Statisten gesucht

"Ein Drittel der Menschen, die derzeit in Großbritannien an der Delta-Variante sterben, ist zweifach geimpft ..." - es handelt sich allerdings nur um ein statistisches Phänomen. Schweiß-von-der-Stirn-wisch dass ich nicht zu den zwei Dritteln gehöre, die in Großbritannien leben und möglicherweise trotzdem tot sind.

In der Zeitung steht, dass jetzt ein Münchner Startup endlich ein e-Auto produzieren will, dass mit Solarstrom fährt. Man wird sogar nebenbei noch einen e-Roller laden können mit dem Strom, den das Ding generiert, und das Fahrzeug soll 120 kW Leistung haben. Spickzettel:

Ein sehr gutes Solarmodul schafft 200 Watt pro Quadratmeter bei optimalen Bedingungen. 120 kW zu erzeugen, bedeutet also Solarpanele von 600 Quadratmetern auf dem Dach von dem Auto zu installieren. Weil ja das Wetter nicht immer mitspielt, sollten 1000 eingeplant werden, um die 120 kW zu erbringen, das sind bei einer Fahrzeugbreite von 2,50 m etwa vierhundert Meter Anhänger mit Panelen drauf.

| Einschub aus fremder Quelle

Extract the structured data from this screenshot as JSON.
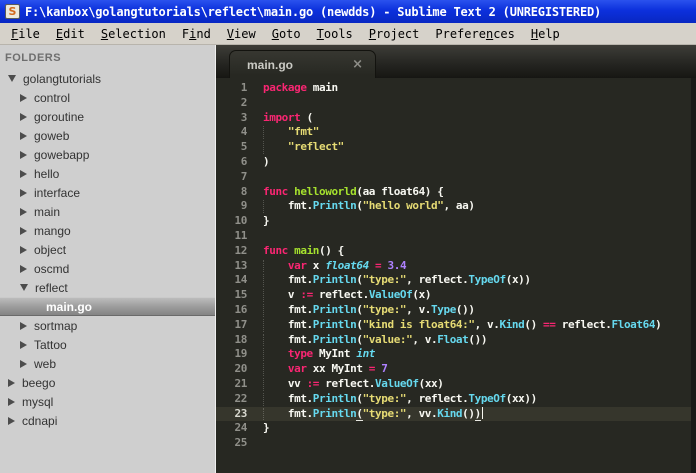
{
  "window": {
    "title": "F:\\kanbox\\golangtutorials\\reflect\\main.go (newdds) - Sublime Text 2 (UNREGISTERED)",
    "app_icon_letter": "S"
  },
  "menu": {
    "items": [
      {
        "label": "File",
        "u": 0
      },
      {
        "label": "Edit",
        "u": 0
      },
      {
        "label": "Selection",
        "u": 0
      },
      {
        "label": "Find",
        "u": 1
      },
      {
        "label": "View",
        "u": 0
      },
      {
        "label": "Goto",
        "u": 0
      },
      {
        "label": "Tools",
        "u": 0
      },
      {
        "label": "Project",
        "u": 0
      },
      {
        "label": "Preferences",
        "u": 7
      },
      {
        "label": "Help",
        "u": 0
      }
    ]
  },
  "sidebar": {
    "header": "FOLDERS",
    "items": [
      {
        "label": "golangtutorials",
        "level": 0,
        "kind": "open"
      },
      {
        "label": "control",
        "level": 1,
        "kind": "closed"
      },
      {
        "label": "goroutine",
        "level": 1,
        "kind": "closed"
      },
      {
        "label": "goweb",
        "level": 1,
        "kind": "closed"
      },
      {
        "label": "gowebapp",
        "level": 1,
        "kind": "closed"
      },
      {
        "label": "hello",
        "level": 1,
        "kind": "closed"
      },
      {
        "label": "interface",
        "level": 1,
        "kind": "closed"
      },
      {
        "label": "main",
        "level": 1,
        "kind": "closed"
      },
      {
        "label": "mango",
        "level": 1,
        "kind": "closed"
      },
      {
        "label": "object",
        "level": 1,
        "kind": "closed"
      },
      {
        "label": "oscmd",
        "level": 1,
        "kind": "closed"
      },
      {
        "label": "reflect",
        "level": 1,
        "kind": "open"
      },
      {
        "label": "main.go",
        "level": 2,
        "kind": "file",
        "selected": true
      },
      {
        "label": "sortmap",
        "level": 1,
        "kind": "closed"
      },
      {
        "label": "Tattoo",
        "level": 1,
        "kind": "closed"
      },
      {
        "label": "web",
        "level": 1,
        "kind": "closed"
      },
      {
        "label": "beego",
        "level": 0,
        "kind": "closed"
      },
      {
        "label": "mysql",
        "level": 0,
        "kind": "closed"
      },
      {
        "label": "cdnapi",
        "level": 0,
        "kind": "closed"
      }
    ]
  },
  "tab": {
    "label": "main.go",
    "close_glyph": "×"
  },
  "theme": {
    "titlebar_blue": "#0c30dc",
    "menubar_bg": "#d6d2ca",
    "sidebar_bg": "#cfcfcf",
    "editor_bg": "#272822",
    "current_line_bg": "#36362c",
    "line_number": "#90908a",
    "keyword_pink": "#f92672",
    "string_yellow": "#e6db74",
    "call_cyan": "#66d9ef",
    "number_purple": "#ae81ff",
    "type_italic_cyan": "#66d9ef",
    "func_def_green": "#a6e22e",
    "plain_text": "#f8f8f2"
  },
  "editor": {
    "lines": [
      {
        "n": 1,
        "seg": [
          [
            "package",
            "kw"
          ],
          [
            " main",
            "pl"
          ]
        ]
      },
      {
        "n": 2,
        "seg": []
      },
      {
        "n": 3,
        "seg": [
          [
            "import",
            "kw"
          ],
          [
            " (",
            "pl"
          ]
        ]
      },
      {
        "n": 4,
        "g": 1,
        "seg": [
          [
            "    ",
            "pl"
          ],
          [
            "\"fmt\"",
            "str"
          ]
        ]
      },
      {
        "n": 5,
        "g": 1,
        "seg": [
          [
            "    ",
            "pl"
          ],
          [
            "\"reflect\"",
            "str"
          ]
        ]
      },
      {
        "n": 6,
        "seg": [
          [
            ")",
            "pl"
          ]
        ]
      },
      {
        "n": 7,
        "seg": []
      },
      {
        "n": 8,
        "seg": [
          [
            "func",
            "kw"
          ],
          [
            " ",
            "pl"
          ],
          [
            "helloworld",
            "fn"
          ],
          [
            "(aa float64) {",
            "pl"
          ]
        ]
      },
      {
        "n": 9,
        "g": 1,
        "seg": [
          [
            "    fmt.",
            "pl"
          ],
          [
            "Println",
            "call"
          ],
          [
            "(",
            "pl"
          ],
          [
            "\"hello world\"",
            "str"
          ],
          [
            ", aa)",
            "pl"
          ]
        ]
      },
      {
        "n": 10,
        "seg": [
          [
            "}",
            "pl"
          ]
        ]
      },
      {
        "n": 11,
        "seg": []
      },
      {
        "n": 12,
        "seg": [
          [
            "func",
            "kw"
          ],
          [
            " ",
            "pl"
          ],
          [
            "main",
            "fn"
          ],
          [
            "() {",
            "pl"
          ]
        ]
      },
      {
        "n": 13,
        "g": 1,
        "seg": [
          [
            "    ",
            "pl"
          ],
          [
            "var",
            "kw"
          ],
          [
            " x ",
            "pl"
          ],
          [
            "float64",
            "typ"
          ],
          [
            " ",
            "pl"
          ],
          [
            "=",
            "kw"
          ],
          [
            " ",
            "pl"
          ],
          [
            "3.4",
            "num"
          ]
        ]
      },
      {
        "n": 14,
        "g": 1,
        "seg": [
          [
            "    fmt.",
            "pl"
          ],
          [
            "Println",
            "call"
          ],
          [
            "(",
            "pl"
          ],
          [
            "\"type:\"",
            "str"
          ],
          [
            ", reflect.",
            "pl"
          ],
          [
            "TypeOf",
            "call"
          ],
          [
            "(x))",
            "pl"
          ]
        ]
      },
      {
        "n": 15,
        "g": 1,
        "seg": [
          [
            "    v ",
            "pl"
          ],
          [
            ":=",
            "kw"
          ],
          [
            " reflect.",
            "pl"
          ],
          [
            "ValueOf",
            "call"
          ],
          [
            "(x)",
            "pl"
          ]
        ]
      },
      {
        "n": 16,
        "g": 1,
        "seg": [
          [
            "    fmt.",
            "pl"
          ],
          [
            "Println",
            "call"
          ],
          [
            "(",
            "pl"
          ],
          [
            "\"type:\"",
            "str"
          ],
          [
            ", v.",
            "pl"
          ],
          [
            "Type",
            "call"
          ],
          [
            "())",
            "pl"
          ]
        ]
      },
      {
        "n": 17,
        "g": 1,
        "seg": [
          [
            "    fmt.",
            "pl"
          ],
          [
            "Println",
            "call"
          ],
          [
            "(",
            "pl"
          ],
          [
            "\"kind is float64:\"",
            "str"
          ],
          [
            ", v.",
            "pl"
          ],
          [
            "Kind",
            "call"
          ],
          [
            "() ",
            "pl"
          ],
          [
            "==",
            "kw"
          ],
          [
            " reflect.",
            "pl"
          ],
          [
            "Float64",
            "call"
          ],
          [
            ")",
            "pl"
          ]
        ]
      },
      {
        "n": 18,
        "g": 1,
        "seg": [
          [
            "    fmt.",
            "pl"
          ],
          [
            "Println",
            "call"
          ],
          [
            "(",
            "pl"
          ],
          [
            "\"value:\"",
            "str"
          ],
          [
            ", v.",
            "pl"
          ],
          [
            "Float",
            "call"
          ],
          [
            "())",
            "pl"
          ]
        ]
      },
      {
        "n": 19,
        "g": 1,
        "seg": [
          [
            "    ",
            "pl"
          ],
          [
            "type",
            "kw"
          ],
          [
            " MyInt ",
            "pl"
          ],
          [
            "int",
            "typ"
          ]
        ]
      },
      {
        "n": 20,
        "g": 1,
        "seg": [
          [
            "    ",
            "pl"
          ],
          [
            "var",
            "kw"
          ],
          [
            " xx MyInt ",
            "pl"
          ],
          [
            "=",
            "kw"
          ],
          [
            " ",
            "pl"
          ],
          [
            "7",
            "num"
          ]
        ]
      },
      {
        "n": 21,
        "g": 1,
        "seg": [
          [
            "    vv ",
            "pl"
          ],
          [
            ":=",
            "kw"
          ],
          [
            " reflect.",
            "pl"
          ],
          [
            "ValueOf",
            "call"
          ],
          [
            "(xx)",
            "pl"
          ]
        ]
      },
      {
        "n": 22,
        "g": 1,
        "seg": [
          [
            "    fmt.",
            "pl"
          ],
          [
            "Println",
            "call"
          ],
          [
            "(",
            "pl"
          ],
          [
            "\"type:\"",
            "str"
          ],
          [
            ", reflect.",
            "pl"
          ],
          [
            "TypeOf",
            "call"
          ],
          [
            "(xx))",
            "pl"
          ]
        ]
      },
      {
        "n": 23,
        "g": 1,
        "cur": true,
        "caret": true,
        "seg": [
          [
            "    fmt.",
            "pl"
          ],
          [
            "Println",
            "call"
          ],
          [
            "(",
            "brk"
          ],
          [
            "\"type:\"",
            "str"
          ],
          [
            ", vv.",
            "pl"
          ],
          [
            "Kind",
            "call"
          ],
          [
            "()",
            "pl"
          ],
          [
            ")",
            "brk"
          ]
        ]
      },
      {
        "n": 24,
        "seg": [
          [
            "}",
            "pl"
          ]
        ]
      },
      {
        "n": 25,
        "seg": []
      }
    ]
  }
}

Aber auch das ist ein statistischer Fake, denn das Auto fährt ja durchschnittlich nicht. Und wenn es steht, dann reichen die vier Quadratmeter Solarfläche auf dem Dach auch bei schlechtem Wetter, um das Handy zu laden oder ein Autoradio zu betreiben. Und die Batterie geht nicht leer. Außer nachts. Da muss man dann in Australien fahren.

Nein, ich mache Spaß: das vermeindliche Paradox ist ein sprachliches. Da steht nämlich im Artikel nicht, dass das e-Auto mit Solarstrom fährt, sondern mit einem "vergleichsweise hohen Anteil" an Solarenergie betrieben wird. Vergleichsweise hoch ist - wenn ich meinen Toaster mit dem neuen Hightech-Mobil vergleiche - schon bei vier Quadratmetern und schlechtem Wetter erreicht. Vergleichsweise hoch ist auch der Anteil der Solarenergie, mit dem mein Klopapier betrieben wird.

Vergleichsweise hoch sind auch Bäume. Und ihr Solarbetriebsanteil. Aber diese Bäume sind vergleichsweise ineffizient, wenn man ein Startup bewerben will. Wenn man jetzt zum Beispiel in Sachsen ein Automobilwerk bauen möchte, in dem e-Autos konstruiert werden, die unser Umweltdebakel (vergleichsweise) überwinden helfen, dann stellt sich die Frage, wie viele Bäume man vergleichsweise auf 1000 Quadratmetern fällen kann, um die Klimaziele nur knapp zu verfehlen. Und damit steht und fällt auch eine Imagekampagne.

Man darf jetzt nicht resignieren. Denn. Was passiert unterm Strich, wenn man zu einem halbvollen Glas die selbe Menge hinzugibt? Es ist nachher ganz voll. Nimmt man von einem halbleeren Glas die Hälfte weg, dann ist immer noch was drin. Und das kann man ewig so weiter machen. Bis es keine Bäume mehr gibt. So muss man denken. Dann kann man auch ein Wertpapier beflügeln, irgendwas mit Green, Öko und innovativer Technik.

Rabbi Grün sagt er:

Meine Oma hat gebetet, dass es gut geht mit unserem Klima.

Aber es ist doch nicht gut gegangen ...

Na, hätte meine Oma nicht gebetet, was meinst du, was wir dann erst für ein schlechtes Klima hätten!